Ekim 1917 devriminden sonra bizde bazı kesimler Rusya’ya özel bir ilgi ve sevgiyle yaklaştı. Batı ve demokrasi karşıtlığıyla bir Rusya sempatisi oluşanlar için, son açıklamaları Putin’i olduğu gibi görmemizi sağlamış olmalı.

Türkiye, düne kadar Ukrayna’nın yanında durup tarafsız görünmeye çalışarak iki düşman ülke arasında arabuluculuk görevi sürdürme çabasındaydı. Arabulucu rolüne soyunan bir ülkenin lideri, gerginliğin en zirvede olduğu günde iki ülke arasındaki temaslarını mı artırır, ülkeler arasında mekik diplomasisi yürütür.

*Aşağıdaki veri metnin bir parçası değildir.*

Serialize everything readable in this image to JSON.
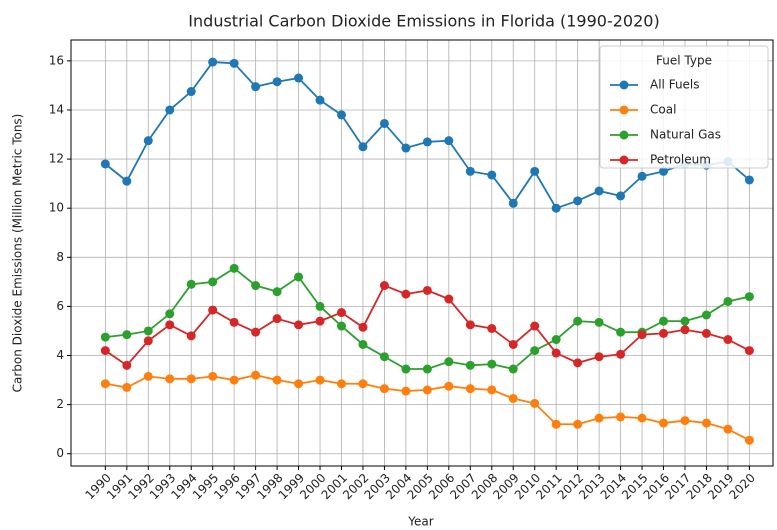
{
  "chart_data": {
    "type": "line",
    "title": "Industrial Carbon Dioxide Emissions in Florida (1990-2020)",
    "x_label": "Year",
    "y_label": "Carbon Dioxide Emissions (Million Metric Tons)",
    "x": [
      1990,
      1991,
      1992,
      1993,
      1994,
      1995,
      1996,
      1997,
      1998,
      1999,
      2000,
      2001,
      2002,
      2003,
      2004,
      2005,
      2006,
      2007,
      2008,
      2009,
      2010,
      2011,
      2012,
      2013,
      2014,
      2015,
      2016,
      2017,
      2018,
      2019,
      2020
    ],
    "series": [
      {
        "name": "All Fuels",
        "color": "#1f77b4",
        "values": [
          11.8,
          11.1,
          12.75,
          14.0,
          14.75,
          15.95,
          15.9,
          14.95,
          15.15,
          15.3,
          14.4,
          13.8,
          12.5,
          13.45,
          12.45,
          12.7,
          12.75,
          11.5,
          11.35,
          10.2,
          11.5,
          10.0,
          10.3,
          10.7,
          10.5,
          11.3,
          11.5,
          11.8,
          11.75,
          11.9,
          11.15
        ]
      },
      {
        "name": "Coal",
        "color": "#ff7f0e",
        "values": [
          2.85,
          2.7,
          3.15,
          3.05,
          3.05,
          3.15,
          3.0,
          3.2,
          3.0,
          2.85,
          3.0,
          2.85,
          2.85,
          2.65,
          2.55,
          2.6,
          2.75,
          2.65,
          2.6,
          2.25,
          2.05,
          1.2,
          1.2,
          1.45,
          1.5,
          1.45,
          1.25,
          1.35,
          1.25,
          1.0,
          0.55
        ]
      },
      {
        "name": "Natural Gas",
        "color": "#2ca02c",
        "values": [
          4.75,
          4.85,
          5.0,
          5.7,
          6.9,
          7.0,
          7.55,
          6.85,
          6.6,
          7.2,
          6.0,
          5.2,
          4.45,
          3.95,
          3.45,
          3.45,
          3.75,
          3.6,
          3.65,
          3.45,
          4.2,
          4.65,
          5.4,
          5.35,
          4.95,
          4.95,
          5.4,
          5.4,
          5.65,
          6.2,
          6.4
        ]
      },
      {
        "name": "Petroleum",
        "color": "#d62728",
        "values": [
          4.2,
          3.6,
          4.6,
          5.25,
          4.8,
          5.85,
          5.35,
          4.95,
          5.5,
          5.25,
          5.4,
          5.75,
          5.15,
          6.85,
          6.5,
          6.65,
          6.3,
          5.25,
          5.1,
          4.45,
          5.2,
          4.1,
          3.7,
          3.95,
          4.05,
          4.85,
          4.9,
          5.05,
          4.9,
          4.65,
          4.2
        ]
      }
    ],
    "xlim": [
      1988.4,
      2021.1
    ],
    "xticks": [
      1990,
      1991,
      1992,
      1993,
      1994,
      1995,
      1996,
      1997,
      1998,
      1999,
      2000,
      2001,
      2002,
      2003,
      2004,
      2005,
      2006,
      2007,
      2008,
      2009,
      2010,
      2011,
      2012,
      2013,
      2014,
      2015,
      2016,
      2017,
      2018,
      2019,
      2020
    ],
    "ylim": [
      -0.5,
      16.85
    ],
    "yticks": [
      0,
      2,
      4,
      6,
      8,
      10,
      12,
      14,
      16
    ],
    "grid": true,
    "legend_title": "Fuel Type",
    "legend_position": "upper right"
  }
}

Arabuluculuk yaptığını söyleyen Cumhurbaşkanı Tayyip Erdoğan, bu en kritik günde 540 milyon dolar ticaret hacmimiz olan Senegal’de ticaret hacmini 1 milyar dolara çıkarma peşindeydi.

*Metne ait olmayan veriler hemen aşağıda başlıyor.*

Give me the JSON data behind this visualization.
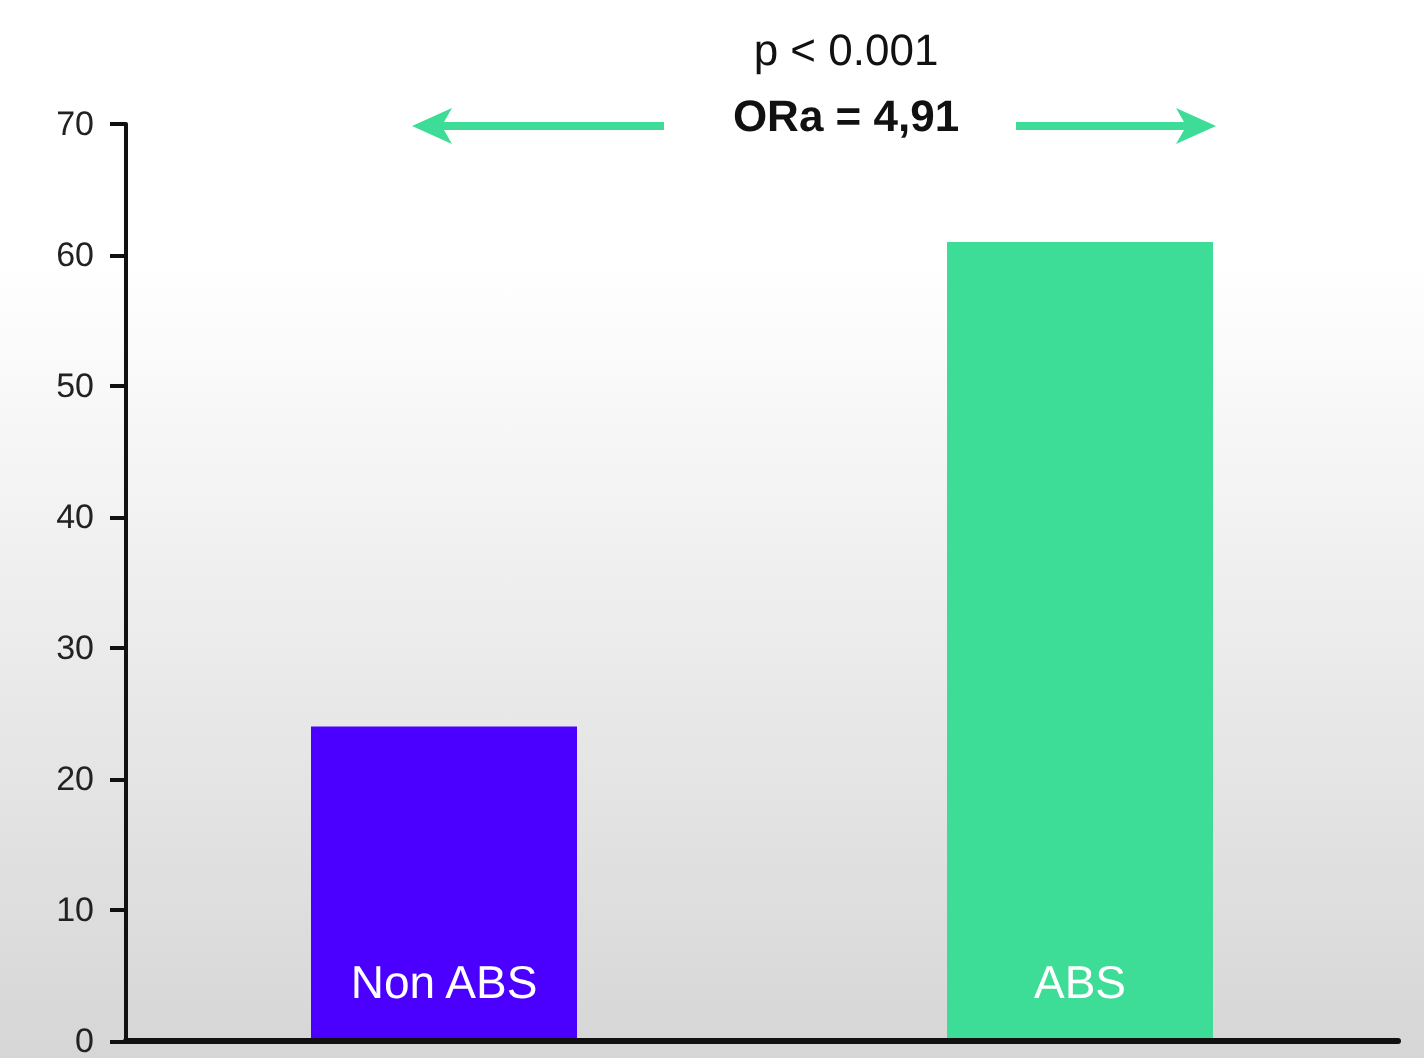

Arabuluculuk yapacağım diyen isim, savaşın ilan edildiği günde Afrika’da dolaşarak konuya ne kadar Fransız olduğunu ortaya koydu.

Bu tablo İstanbul Büyükşehir Belediye Başkanı Ekrem İmamoğlu’nun 24 Ocak’ta yoğun karın yağdığı günde Boğaz’da balık yemesinden daha büyük bir aymazlık.

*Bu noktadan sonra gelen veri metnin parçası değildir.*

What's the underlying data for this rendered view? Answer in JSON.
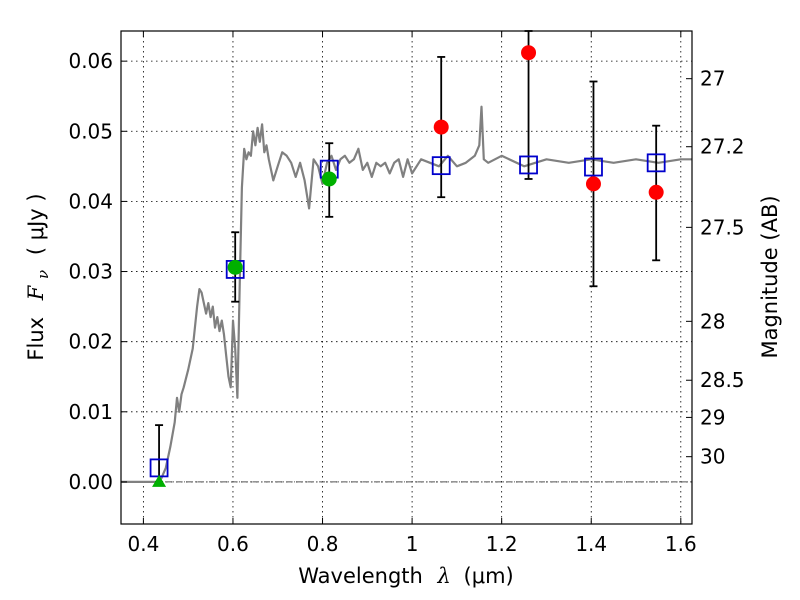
{
  "chart_data": {
    "type": "scatter",
    "xlabel": {
      "text": "Wavelength",
      "symbol": "λ",
      "unit": "(μm)"
    },
    "ylabel": {
      "text": "Flux",
      "symbol": "F",
      "subscript": "ν",
      "unit": "( μJy )"
    },
    "y2label": "Magnitude (AB)",
    "xlim": [
      0.35,
      1.625
    ],
    "ylim": [
      -0.006,
      0.0643
    ],
    "grid": true,
    "x_ticks": [
      0.4,
      0.6,
      0.8,
      1.0,
      1.2,
      1.4,
      1.6
    ],
    "x_tick_labels": [
      "0.4",
      "0.6",
      "0.8",
      "1",
      "1.2",
      "1.4",
      "1.6"
    ],
    "y_ticks": [
      0.0,
      0.01,
      0.02,
      0.03,
      0.04,
      0.05,
      0.06
    ],
    "y_tick_labels": [
      "0.00",
      "0.01",
      "0.02",
      "0.03",
      "0.04",
      "0.05",
      "0.06"
    ],
    "magnitude_ticks": [
      {
        "label": "27",
        "flux": 0.0575
      },
      {
        "label": "27.2",
        "flux": 0.0478
      },
      {
        "label": "27.5",
        "flux": 0.0363
      },
      {
        "label": "28",
        "flux": 0.0229
      },
      {
        "label": "28.5",
        "flux": 0.0145
      },
      {
        "label": "29",
        "flux": 0.0092
      },
      {
        "label": "30",
        "flux": 0.0036
      }
    ],
    "colors": {
      "sed": "#808080",
      "model_points": "#0000cc",
      "detections": "#ff0000",
      "fitted": "#00b000",
      "errorbars": "#000000",
      "zero_line": "#555555"
    },
    "sed_curve": {
      "x": [
        0.35,
        0.4,
        0.42,
        0.43,
        0.44,
        0.45,
        0.46,
        0.47,
        0.475,
        0.48,
        0.485,
        0.49,
        0.5,
        0.51,
        0.52,
        0.525,
        0.53,
        0.54,
        0.545,
        0.55,
        0.555,
        0.56,
        0.565,
        0.57,
        0.575,
        0.58,
        0.585,
        0.59,
        0.595,
        0.6,
        0.605,
        0.61,
        0.615,
        0.62,
        0.625,
        0.63,
        0.635,
        0.64,
        0.645,
        0.65,
        0.655,
        0.66,
        0.665,
        0.67,
        0.675,
        0.68,
        0.69,
        0.7,
        0.71,
        0.72,
        0.73,
        0.74,
        0.75,
        0.76,
        0.77,
        0.78,
        0.79,
        0.8,
        0.81,
        0.82,
        0.83,
        0.84,
        0.85,
        0.86,
        0.87,
        0.88,
        0.89,
        0.9,
        0.91,
        0.92,
        0.93,
        0.94,
        0.95,
        0.96,
        0.97,
        0.98,
        0.99,
        1.0,
        1.02,
        1.04,
        1.06,
        1.08,
        1.1,
        1.12,
        1.14,
        1.15,
        1.155,
        1.16,
        1.17,
        1.2,
        1.25,
        1.3,
        1.35,
        1.4,
        1.45,
        1.5,
        1.55,
        1.6,
        1.625
      ],
      "y": [
        0.0,
        0.0,
        0.0,
        0.0,
        0.0005,
        0.002,
        0.005,
        0.0085,
        0.012,
        0.01,
        0.0125,
        0.0135,
        0.016,
        0.019,
        0.025,
        0.0275,
        0.027,
        0.024,
        0.0255,
        0.0235,
        0.025,
        0.022,
        0.0235,
        0.0215,
        0.023,
        0.021,
        0.018,
        0.015,
        0.0135,
        0.023,
        0.019,
        0.012,
        0.028,
        0.042,
        0.0475,
        0.046,
        0.047,
        0.0465,
        0.05,
        0.048,
        0.0505,
        0.0485,
        0.051,
        0.047,
        0.048,
        0.046,
        0.043,
        0.045,
        0.047,
        0.0465,
        0.0455,
        0.0435,
        0.0455,
        0.043,
        0.039,
        0.046,
        0.045,
        0.0425,
        0.0455,
        0.0465,
        0.0445,
        0.046,
        0.0465,
        0.0455,
        0.046,
        0.0475,
        0.0445,
        0.0455,
        0.0435,
        0.0455,
        0.045,
        0.0455,
        0.044,
        0.0455,
        0.046,
        0.0435,
        0.046,
        0.044,
        0.046,
        0.0455,
        0.045,
        0.0465,
        0.045,
        0.0455,
        0.0465,
        0.048,
        0.0535,
        0.046,
        0.0455,
        0.0465,
        0.045,
        0.046,
        0.0455,
        0.046,
        0.0455,
        0.046,
        0.0455,
        0.046,
        0.046
      ]
    },
    "series": [
      {
        "marker": "square",
        "x": [
          0.435,
          0.605,
          0.815,
          1.065,
          1.26,
          1.405,
          1.545
        ],
        "y": [
          0.002,
          0.0303,
          0.0446,
          0.0451,
          0.0452,
          0.0449,
          0.0455
        ]
      },
      {
        "marker": "circle",
        "x": [
          1.065,
          1.26,
          1.405,
          1.545
        ],
        "y": [
          0.0506,
          0.0612,
          0.0425,
          0.0413
        ],
        "yerr_low": [
          0.0406,
          0.0432,
          0.0279,
          0.0316
        ],
        "yerr_high": [
          0.0606,
          0.0643,
          0.0571,
          0.0508
        ]
      },
      {
        "marker": "circle",
        "x": [
          0.605,
          0.815
        ],
        "y": [
          0.0306,
          0.0432
        ],
        "yerr_low": [
          0.0257,
          0.0378
        ],
        "yerr_high": [
          0.0356,
          0.0483
        ]
      },
      {
        "marker": "triangle",
        "x": [
          0.435
        ],
        "y": [
          0.0
        ],
        "yerr_low": [
          0.0
        ],
        "yerr_high": [
          0.0081
        ]
      }
    ]
  }
}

Dışişleri Bakanlığı, Rusya’nın Donbas bölgesine girmeye başlamasından sonra önemli bir açıklama yaptı. Açıklamada, Putin’in Donetsk ve Luhansk’ı tanıma kararını sert bir şekilde kınadı ve alınan kararın kabul edilemez olduğunu bildirdi.

Dışişleri’nin, “Rusya’nın söz konusu kararını kabul edilmez buluyoruz ve reddediyoruz” açıklamasından sonra Türkiye artık bu savaşın bir tarafı olduğunu ilan etti. “Ukrayna’nın yanında, Rusya’nın karşısındayız” dedi.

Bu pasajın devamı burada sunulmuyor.